After much soul searching, I decided to be true to myself and make what pleased ME. I printed a sign in BIG black letters which read “MY QUILT. MY RULES.” and hung it above my sewing machine. To this day, I have tried to live by that motto.
Yes, I am a non-conformist trying to fit into the quilt show judges’ rule book. I admit to being ANAL…to judges, a good thing, but also WACKO which means my work is often misunderstood.
The quilt featured in this post is a perfect example of what I’m talking about. The title of the piece, made for a log cabin challenge, is “Pique Pineapples with a Pinch of Pizzazz!” Yes, I made very traditional pineapple blocks of a white pique fabric, a GOOD thing. However, my “Pinch of Pizzazz”, a very glitzy “dance costume” fabric, was a BAD thing to the judge’s eye. The comment “The glitzy fabric is totally inappropriate to the piece.” was, to put it mildly, upsetting. Says who????? It was THE pinch of pizzazz. Gimme a break! Did the judge happen to notice the cut-outs surrounding the piece, not an easy thing to pull off successfully, or was she too blinded by the “inappropriate” glitz?

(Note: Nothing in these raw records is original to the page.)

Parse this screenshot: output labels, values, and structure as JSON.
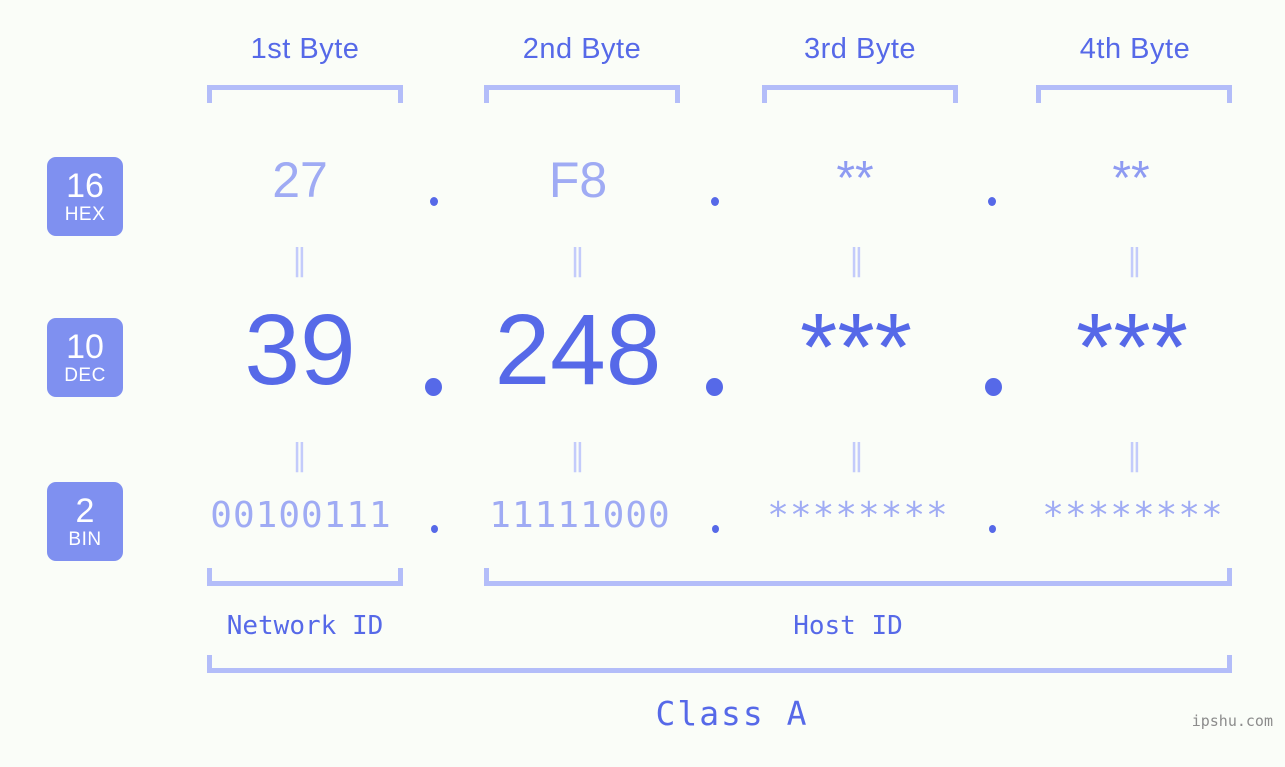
{
  "colors": {
    "background": "#fafdf8",
    "accent_strong": "#5669e8",
    "accent_light": "#9fabf4",
    "bracket": "#b3bdf9",
    "badge_bg": "#7f90f0",
    "connector": "#c3cbfb",
    "watermark": "#8c8c8c"
  },
  "headers": [
    {
      "label": "1st Byte"
    },
    {
      "label": "2nd Byte"
    },
    {
      "label": "3rd Byte"
    },
    {
      "label": "4th Byte"
    }
  ],
  "bases": [
    {
      "num": "16",
      "unit": "HEX"
    },
    {
      "num": "10",
      "unit": "DEC"
    },
    {
      "num": "2",
      "unit": "BIN"
    }
  ],
  "rows": {
    "hex": {
      "b1": "27",
      "b2": "F8",
      "b3": "**",
      "b4": "**"
    },
    "dec": {
      "b1": "39",
      "b2": "248",
      "b3": "***",
      "b4": "***"
    },
    "bin": {
      "b1": "00100111",
      "b2": "11111000",
      "b3": "********",
      "b4": "********"
    }
  },
  "separator": ".",
  "connector": "‖",
  "footer": {
    "network_id": "Network ID",
    "host_id": "Host ID",
    "class": "Class A"
  },
  "watermark": "ipshu.com"
}
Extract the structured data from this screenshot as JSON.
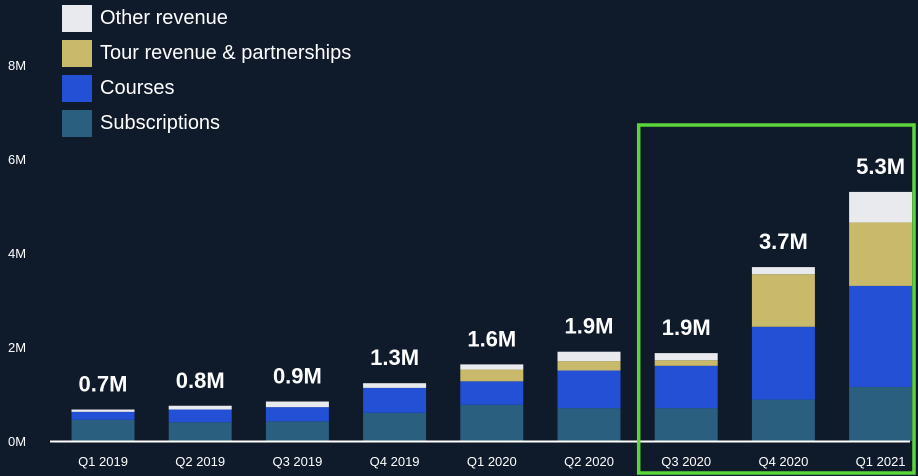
{
  "chart_data": {
    "type": "bar",
    "stacked": true,
    "title": "",
    "xlabel": "",
    "ylabel": "",
    "ylim": [
      0,
      8.4
    ],
    "yticks": [
      0,
      2,
      4,
      6,
      8
    ],
    "ytick_labels": [
      "0M",
      "2M",
      "4M",
      "6M",
      "8M"
    ],
    "categories": [
      "Q1 2019",
      "Q2 2019",
      "Q3 2019",
      "Q4 2019",
      "Q1 2020",
      "Q2 2020",
      "Q3 2020",
      "Q4 2020",
      "Q1 2021"
    ],
    "series": [
      {
        "name": "Subscriptions",
        "color": "#2a5f80",
        "values": [
          0.45,
          0.4,
          0.42,
          0.6,
          0.77,
          0.7,
          0.7,
          0.88,
          1.15
        ]
      },
      {
        "name": "Courses",
        "color": "#2350d4",
        "values": [
          0.17,
          0.27,
          0.3,
          0.53,
          0.5,
          0.8,
          0.9,
          1.55,
          2.15
        ]
      },
      {
        "name": "Tour revenue & partnerships",
        "color": "#c8b96b",
        "values": [
          0.0,
          0.0,
          0.0,
          0.0,
          0.25,
          0.2,
          0.12,
          1.12,
          1.35
        ]
      },
      {
        "name": "Other revenue",
        "color": "#e8eaee",
        "values": [
          0.05,
          0.08,
          0.12,
          0.1,
          0.11,
          0.2,
          0.15,
          0.15,
          0.65
        ]
      }
    ],
    "totals_labels": [
      "0.7M",
      "0.8M",
      "0.9M",
      "1.3M",
      "1.6M",
      "1.9M",
      "1.9M",
      "3.7M",
      "5.3M"
    ],
    "legend_position": "top-left",
    "grid": false,
    "highlight": {
      "categories": [
        "Q3 2020",
        "Q4 2020",
        "Q1 2021"
      ],
      "color": "#5bd63a"
    }
  }
}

Like childbirth, the pain of a bad show score is quickly forgotten as I create my next piece. I have come to the realization that the viewers’ reaction to my work is far more relevant than any judge’s. There is nothing I enjoy more than anonymously standing off to the side of one of my show pieces and listening to the viewers comments. Thankfully, some “get it”, which is always a thrill, and, some don’t. Oh, well, win a few, lose a few. Life goes on.